When Harris passed away in 2016, her family decided that Hastings College – nearly 1,500 miles from her California home – was the ideal place to honor her memory.
The lively brunette grew up across the street from the College in a storybook English Tudor on East Seventh Street built in 1931 by her grandfather, Lloyd Coates. Harris attended Hastings College from 1945 to 1947 and was active on campus as president of the Theta Psi Beta Society and a member of the Symphony Orchestra and Student Association. Her brother, George Coates ’51, was a Hastings College graduate, and her sister-in-law, Betty (Brannen) Coates, attended the College.
To continue the Hastings College legacy of Alica (Coates) Harris and the Coates family, her daughter Mary Rooney and son James McIllece, along with other family members, established the Alice Nadine (Coates) Harris Endowed Scholarship, awarded each year to a female student preparing for a career in education or library science. The Hastings College Foundation preserves gifts to the endowed scholarship as principal and uses only a percentage of the yearly growth for scholarship aid. In this way, the funds support students now and for future generations.
In her obituary, Harris was remembered as a woman who loved children and animals and inspired others with her “passion for youth education, politics, women’s rights and lifelong learning.”
Harris studied English education at Hastings before following her then-husband, Donald McIllece ’49, to Omaha. She graduated from the University of Nebraska-Omaha in 1950 with a bachelor’s degree in education and later earned her master’s degree in library science from the University of Washington. In 1965 she married George Harris and moved to South Pasadena, where she was a devoted elementary and middle school librarian for the San Marino School District until her retirement.
Harris was preceded in death by her husband and her brother, George Coates, who spent 45 years in the Army and National Guard, including service as Adjutant General of the Washington National Guard. Following his retirement in 1985, he worked as a consultant for the military for 10 years. He died in 2007, his wife Betty in 2017.
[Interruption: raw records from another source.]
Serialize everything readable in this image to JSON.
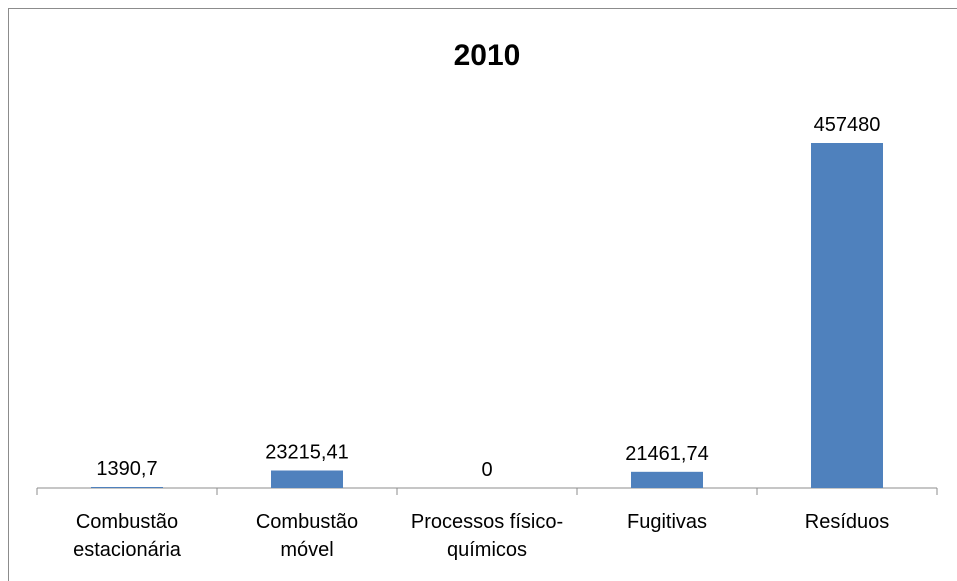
{
  "chart_data": {
    "type": "bar",
    "title": "2010",
    "xlabel": "",
    "ylabel": "",
    "categories": [
      [
        "Combustão",
        "estacionária"
      ],
      [
        "Combustão",
        "móvel"
      ],
      [
        "Processos físico-",
        "químicos"
      ],
      [
        "Fugitivas"
      ],
      [
        "Resíduos"
      ]
    ],
    "values": [
      1390.7,
      23215.41,
      0,
      21461.74,
      457480
    ],
    "data_labels": [
      "1390,7",
      "23215,41",
      "0",
      "21461,74",
      "457480"
    ],
    "ylim": [
      0,
      500000
    ],
    "grid": false,
    "legend": "none",
    "bar_color": "#4f81bd",
    "axis_color": "#8c8c8c"
  }
}
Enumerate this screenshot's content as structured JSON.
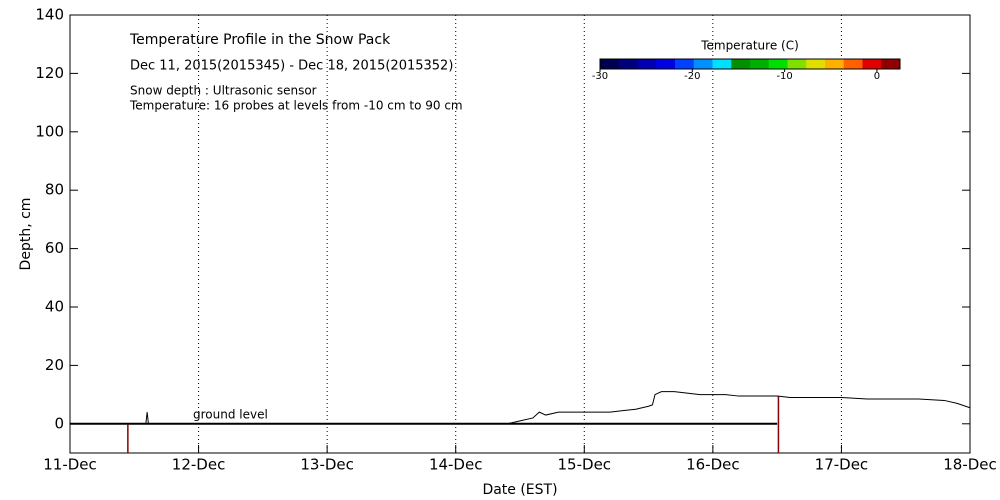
{
  "chart_data": {
    "type": "line",
    "title": "Temperature Profile in the Snow Pack",
    "subtitle": "Dec 11, 2015(2015345) - Dec 18, 2015(2015352)",
    "notes": [
      "Snow depth : Ultrasonic sensor",
      "Temperature: 16 probes at levels from -10 cm to 90 cm"
    ],
    "x_label": "Date (EST)",
    "y_label": "Depth, cm",
    "xlim": [
      11,
      18
    ],
    "xticks": [
      {
        "value": 11,
        "label": "11-Dec"
      },
      {
        "value": 12,
        "label": "12-Dec"
      },
      {
        "value": 13,
        "label": "13-Dec"
      },
      {
        "value": 14,
        "label": "14-Dec"
      },
      {
        "value": 15,
        "label": "15-Dec"
      },
      {
        "value": 16,
        "label": "16-Dec"
      },
      {
        "value": 17,
        "label": "17-Dec"
      },
      {
        "value": 18,
        "label": "18-Dec"
      }
    ],
    "ylim": [
      -10,
      140
    ],
    "yticks": [
      0,
      20,
      40,
      60,
      80,
      100,
      120,
      140
    ],
    "grid": "x",
    "series": [
      {
        "name": "Snow depth",
        "color": "#000000",
        "x": [
          11,
          11.59,
          11.6,
          11.61,
          14.4,
          14.5,
          14.6,
          14.65,
          14.7,
          14.8,
          14.9,
          15.0,
          15.1,
          15.2,
          15.3,
          15.4,
          15.5,
          15.53,
          15.55,
          15.6,
          15.7,
          15.8,
          15.9,
          16.0,
          16.1,
          16.2,
          16.3,
          16.4,
          16.5,
          16.6,
          16.8,
          17.0,
          17.2,
          17.4,
          17.6,
          17.8,
          17.9,
          18.0
        ],
        "values": [
          0,
          0,
          4,
          0,
          0,
          1,
          2,
          4,
          3,
          4,
          4,
          4,
          4,
          4,
          4.5,
          5,
          6,
          6.5,
          10,
          11,
          11,
          10.5,
          10,
          10,
          10,
          9.5,
          9.5,
          9.5,
          9.5,
          9,
          9,
          9,
          8.5,
          8.5,
          8.5,
          8,
          7,
          5.5
        ]
      }
    ],
    "ground_level": {
      "label": "ground level",
      "x": [
        11,
        16.5
      ],
      "y": 0,
      "color": "#000000"
    },
    "vlines": [
      {
        "x": 11.45,
        "top": 0,
        "color": "#8b0000"
      },
      {
        "x": 16.51,
        "top": 9.5,
        "color": "#8b0000"
      }
    ],
    "colorbar": {
      "title": "Temperature (C)",
      "lim": [
        -30,
        2.5
      ],
      "ticks": [
        -30,
        -20,
        -10,
        0
      ],
      "colors": [
        "#000050",
        "#00007a",
        "#0000b0",
        "#0000e0",
        "#0040ff",
        "#0090ff",
        "#00e0ff",
        "#009000",
        "#00b000",
        "#00e000",
        "#80e000",
        "#e0e000",
        "#ffb000",
        "#ff6000",
        "#e00000",
        "#900000"
      ]
    }
  }
}
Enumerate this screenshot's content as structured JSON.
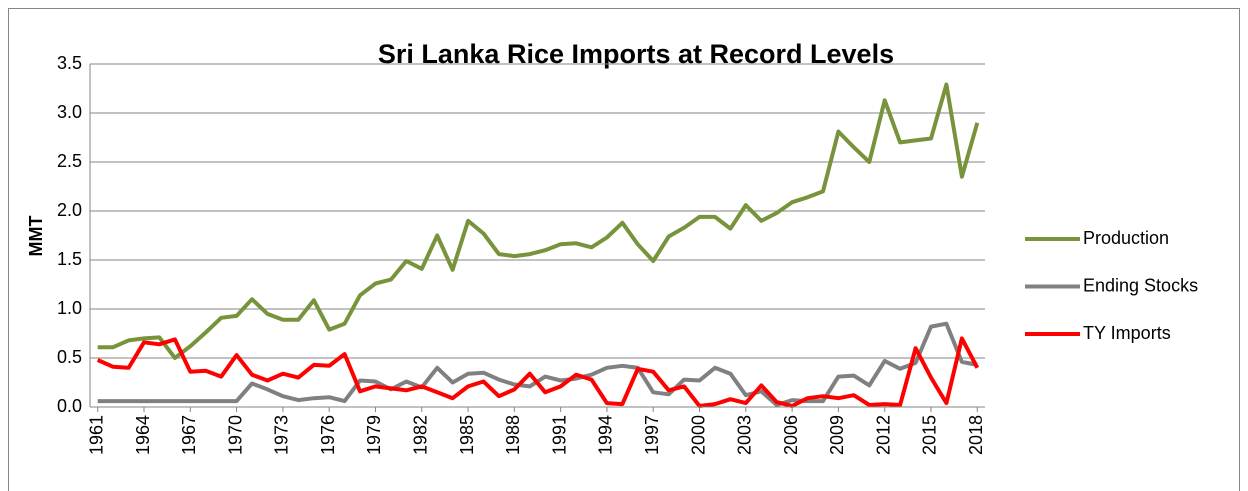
{
  "chart_data": {
    "type": "line",
    "title": "Sri Lanka Rice Imports at Record Levels",
    "y_label": "MMT",
    "x": [
      1961,
      1962,
      1963,
      1964,
      1965,
      1966,
      1967,
      1968,
      1969,
      1970,
      1971,
      1972,
      1973,
      1974,
      1975,
      1976,
      1977,
      1978,
      1979,
      1980,
      1981,
      1982,
      1983,
      1984,
      1985,
      1986,
      1987,
      1988,
      1989,
      1990,
      1991,
      1992,
      1993,
      1994,
      1995,
      1996,
      1997,
      1998,
      1999,
      2000,
      2001,
      2002,
      2003,
      2004,
      2005,
      2006,
      2007,
      2008,
      2009,
      2010,
      2011,
      2012,
      2013,
      2014,
      2015,
      2016,
      2017,
      2018
    ],
    "xlim": [
      1960.5,
      2018.5
    ],
    "xticks": [
      1961,
      1964,
      1967,
      1970,
      1973,
      1976,
      1979,
      1982,
      1985,
      1988,
      1991,
      1994,
      1997,
      2000,
      2003,
      2006,
      2009,
      2012,
      2015,
      2018
    ],
    "ylim": [
      0,
      3.5
    ],
    "yticks": [
      {
        "value": 0,
        "label": "0.0"
      },
      0.5,
      {
        "value": 1,
        "label": "1.0"
      },
      1.5,
      {
        "value": 2,
        "label": "2.0"
      },
      2.5,
      {
        "value": 3,
        "label": "3.0"
      },
      3.5
    ],
    "grid": true,
    "legend": "right",
    "series": [
      {
        "name": "Production",
        "color": "#77933c",
        "values": [
          0.61,
          0.61,
          0.68,
          0.7,
          0.71,
          0.5,
          0.62,
          0.76,
          0.91,
          0.93,
          1.1,
          0.95,
          0.89,
          0.89,
          1.09,
          0.79,
          0.85,
          1.14,
          1.26,
          1.3,
          1.49,
          1.41,
          1.75,
          1.4,
          1.9,
          1.77,
          1.56,
          1.54,
          1.56,
          1.6,
          1.66,
          1.67,
          1.63,
          1.73,
          1.88,
          1.66,
          1.49,
          1.74,
          1.83,
          1.94,
          1.94,
          1.82,
          2.06,
          1.9,
          1.98,
          2.09,
          2.14,
          2.2,
          2.81,
          2.65,
          2.5,
          3.13,
          2.7,
          2.72,
          2.74,
          3.29,
          2.35,
          2.9
        ]
      },
      {
        "name": "Ending Stocks",
        "color": "#808080",
        "values": [
          0.06,
          0.06,
          0.06,
          0.06,
          0.06,
          0.06,
          0.06,
          0.06,
          0.06,
          0.06,
          0.24,
          0.18,
          0.11,
          0.07,
          0.09,
          0.1,
          0.06,
          0.27,
          0.26,
          0.18,
          0.26,
          0.2,
          0.4,
          0.25,
          0.34,
          0.35,
          0.28,
          0.23,
          0.21,
          0.31,
          0.27,
          0.29,
          0.33,
          0.4,
          0.42,
          0.4,
          0.15,
          0.13,
          0.28,
          0.27,
          0.4,
          0.34,
          0.12,
          0.16,
          0.02,
          0.07,
          0.06,
          0.06,
          0.31,
          0.32,
          0.22,
          0.47,
          0.39,
          0.45,
          0.82,
          0.85,
          0.46,
          0.43
        ]
      },
      {
        "name": "TY Imports",
        "color": "#ff0000",
        "values": [
          0.48,
          0.41,
          0.4,
          0.66,
          0.64,
          0.69,
          0.36,
          0.37,
          0.31,
          0.53,
          0.33,
          0.27,
          0.34,
          0.3,
          0.43,
          0.42,
          0.54,
          0.16,
          0.21,
          0.19,
          0.17,
          0.21,
          0.15,
          0.09,
          0.21,
          0.26,
          0.11,
          0.18,
          0.34,
          0.15,
          0.21,
          0.33,
          0.28,
          0.04,
          0.03,
          0.39,
          0.36,
          0.17,
          0.21,
          0.01,
          0.03,
          0.08,
          0.04,
          0.22,
          0.05,
          0.01,
          0.09,
          0.11,
          0.09,
          0.12,
          0.02,
          0.03,
          0.02,
          0.6,
          0.3,
          0.04,
          0.7,
          0.4
        ]
      }
    ]
  }
}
The original Coates’ family home in Hastings has a decades-long history of owners associated with Hastings College. Dee (Wattles) Yost ’72, public service librarian in Perkins Library, lived in the home until her death in 2007. The College purchased the home in 2013 as a residence for then-President Don Jackson ’70. The current owner is Dr. Jesse Weiss, associate dean of academic affairs and professor of sociology.